"If $R$ is a UFD, then the factorization of any element as a finite product of irreducible factors is unique up to within order and unit factors."
One could argue that this means that if for instance $ab$ and $cd$ are factorizations of a number into irreducible element, then there is a unit $u$ such that $au = c$ and $b$ = $d$. This seems fishy too me.
I think it means that if for instance $ab$ and $cd$ are factorizations of a number into irreducible elements, then there are units $u$ and $v$, with $uv = 1$ such that $au = c$ and $bv = d$. The reason beeing that given a factorization one could multiply by $1 = uv$ and then multiply $u$ with one irreducible element and $v$ with another, thus maybe changing the factors.

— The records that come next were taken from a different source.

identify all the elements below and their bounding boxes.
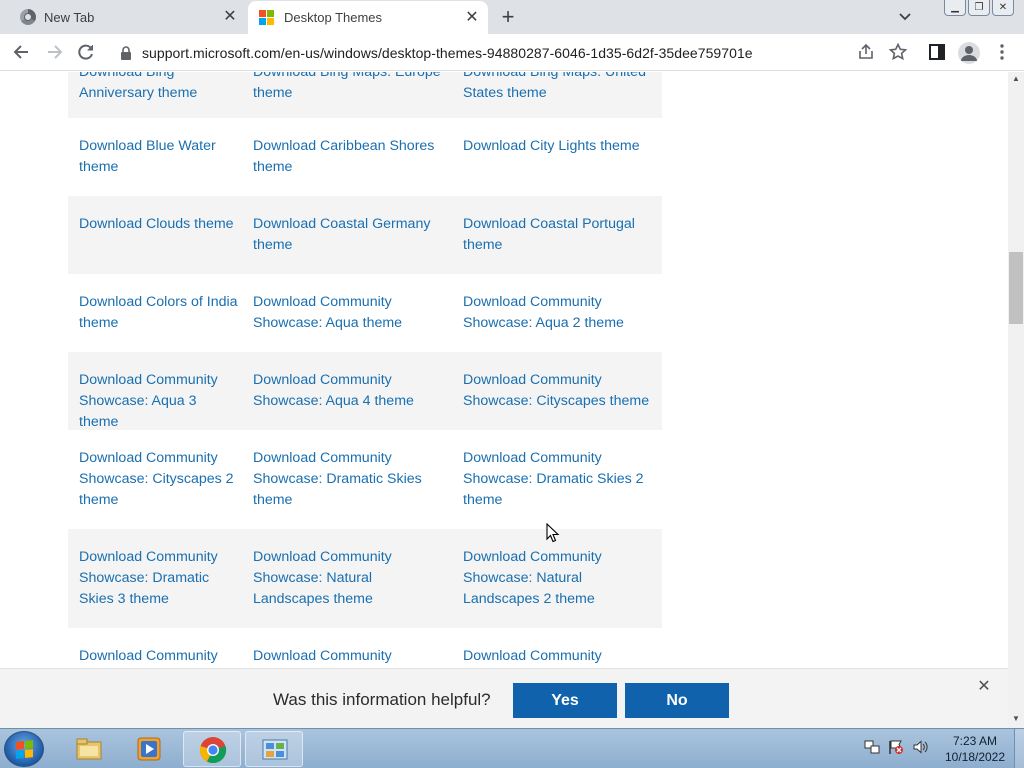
volume-icon[interactable] [912, 739, 928, 755]
side-panel-icon[interactable] [927, 42, 947, 62]
tab-new-tab[interactable]: New Tab ✕ [0, 0, 246, 34]
close-icon[interactable]: ✕ [222, 9, 238, 25]
bookmark-star-icon[interactable] [888, 42, 908, 62]
table-row: Download Bing Anniversary theme Download… [68, 72, 662, 118]
taskbar-clock[interactable]: 7:23 AM 10/18/2022 [940, 733, 1010, 765]
taskbar-app-media-player[interactable] [120, 731, 178, 767]
theme-link[interactable]: Download Community Showcase: Aqua 3 them… [79, 370, 239, 433]
theme-link[interactable]: Download Community [79, 646, 239, 667]
theme-link[interactable]: Download Coastal Germany theme [253, 214, 448, 256]
theme-link[interactable]: Download Community [253, 646, 448, 667]
back-icon[interactable] [12, 42, 32, 62]
control-panel-icon [262, 739, 288, 760]
close-icon[interactable]: ✕ [464, 9, 480, 26]
theme-link[interactable]: Download Bing Maps: Europe theme [253, 72, 448, 104]
taskbar-app-chrome[interactable] [183, 731, 241, 767]
yes-button[interactable]: Yes [513, 683, 617, 718]
taskbar-app-control-panel[interactable] [245, 731, 303, 767]
windows-explorer-icon [76, 738, 102, 760]
browser-toolbar: support.microsoft.com/en-us/windows/desk… [0, 34, 1024, 71]
theme-link[interactable]: Download Community Showcase: Dramatic Sk… [463, 448, 658, 511]
profile-avatar[interactable] [958, 42, 980, 64]
window-controls: ▁ ❐ ✕ [944, 0, 1014, 16]
page-viewport: Download Bing Anniversary theme Download… [0, 72, 1008, 668]
windows-logo-icon [16, 740, 33, 759]
theme-link[interactable]: Download Community Showcase: Dramatic Sk… [253, 448, 448, 511]
media-player-icon [137, 737, 161, 761]
theme-link[interactable]: Download Community Showcase: Natural Lan… [463, 547, 658, 610]
theme-link[interactable]: Download Bing Maps: United States theme [463, 72, 658, 104]
table-row: Download Community Showcase: Aqua 3 them… [68, 352, 662, 430]
url-text: support.microsoft.com/en-us/windows/desk… [142, 45, 753, 61]
theme-link[interactable]: Download Blue Water theme [79, 136, 239, 178]
theme-link[interactable]: Download Community Showcase: Dramatic Sk… [79, 547, 239, 610]
reload-icon[interactable] [76, 42, 96, 62]
feedback-bar: Was this information helpful? Yes No ✕ [0, 668, 1008, 728]
clock-date: 10/18/2022 [944, 750, 1006, 764]
restore-button[interactable]: ❐ [968, 0, 990, 16]
forward-icon[interactable] [44, 42, 64, 62]
microsoft-logo-icon [259, 9, 275, 26]
scroll-up-icon[interactable]: ▲ [1008, 72, 1024, 86]
taskbar: 7:23 AM 10/18/2022 [0, 728, 1024, 768]
theme-link[interactable]: Download Community Showcase: Cityscapes … [463, 370, 658, 412]
taskbar-app-explorer[interactable] [60, 731, 118, 767]
scroll-down-icon[interactable]: ▼ [1008, 712, 1024, 726]
theme-link[interactable]: Download Community Showcase: Cityscapes … [79, 448, 239, 511]
theme-link[interactable]: Download Colors of India theme [79, 292, 239, 334]
table-row: Download Colors of India theme Download … [68, 274, 662, 352]
theme-link[interactable]: Download Clouds theme [79, 214, 239, 235]
table-row: Download Community Showcase: Cityscapes … [68, 430, 662, 529]
vertical-scrollbar[interactable] [1008, 72, 1024, 728]
clock-time: 7:23 AM [952, 734, 998, 748]
tab-strip: New Tab ✕ Desktop Themes ✕ + ▁ ❐ ✕ [0, 0, 1024, 34]
theme-link[interactable]: Download Community Showcase: Aqua theme [253, 292, 448, 334]
theme-link[interactable]: Download Bing Anniversary theme [79, 72, 239, 104]
theme-link[interactable]: Download City Lights theme [463, 136, 658, 157]
tab-search-icon[interactable] [895, 8, 915, 26]
network-icon[interactable] [864, 739, 880, 755]
theme-link[interactable]: Download Coastal Portugal theme [463, 214, 658, 256]
tab-desktop-themes[interactable]: Desktop Themes ✕ [248, 1, 488, 34]
tab-title: Desktop Themes [284, 10, 383, 25]
close-icon[interactable]: ✕ [976, 679, 992, 695]
tab-title: New Tab [44, 9, 95, 25]
scrollbar-thumb[interactable] [1009, 252, 1023, 324]
theme-link[interactable]: Download Community [463, 646, 658, 667]
theme-link[interactable]: Download Caribbean Shores theme [253, 136, 448, 178]
chrome-icon [199, 737, 227, 764]
table-row: Download Community Showcase: Dramatic Sk… [68, 529, 662, 628]
feedback-question: Was this information helpful? [273, 690, 491, 709]
address-bar[interactable]: support.microsoft.com/en-us/windows/desk… [110, 38, 920, 68]
minimize-button[interactable]: ▁ [944, 0, 966, 16]
share-icon[interactable] [856, 42, 876, 62]
close-window-button[interactable]: ✕ [992, 0, 1014, 16]
person-icon [961, 46, 977, 61]
theme-link[interactable]: Download Community Showcase: Aqua 2 them… [463, 292, 658, 334]
mouse-cursor-icon [546, 523, 560, 543]
table-row: Download Community Download Community Do… [68, 628, 662, 668]
theme-link[interactable]: Download Community Showcase: Aqua 4 them… [253, 370, 448, 412]
menu-icon[interactable] [992, 42, 1012, 62]
theme-link[interactable]: Download Community Showcase: Natural Lan… [253, 547, 448, 610]
start-button[interactable] [4, 731, 44, 767]
chrome-icon [20, 9, 36, 25]
action-center-icon[interactable] [888, 739, 904, 755]
lock-icon [121, 46, 131, 60]
new-tab-button[interactable]: + [497, 6, 519, 28]
table-row: Download Clouds theme Download Coastal G… [68, 196, 662, 274]
system-tray [864, 739, 928, 755]
no-button[interactable]: No [625, 683, 729, 718]
show-desktop-button[interactable] [1014, 729, 1024, 768]
table-row: Download Blue Water theme Download Carib… [68, 118, 662, 196]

What is the correct way to interpret the statement?
Edit: Changed the title
You're exactly right. Let $R$ be a UFD, then you could state the unique factorization condition as follows:
For any $a\in R$, let $[a]$ denote the set $\{au : u\in R^\times\}$.
Then if $a_1a_2\cdots a_n = b_1b_2\cdots b_m$ with $a_i,b_i$ irreducible, then $n = m$, and there is some permutation $\sigma\in S_n$ such that $[a_i] = [b_{\sigma(i)}]$ for every $i$.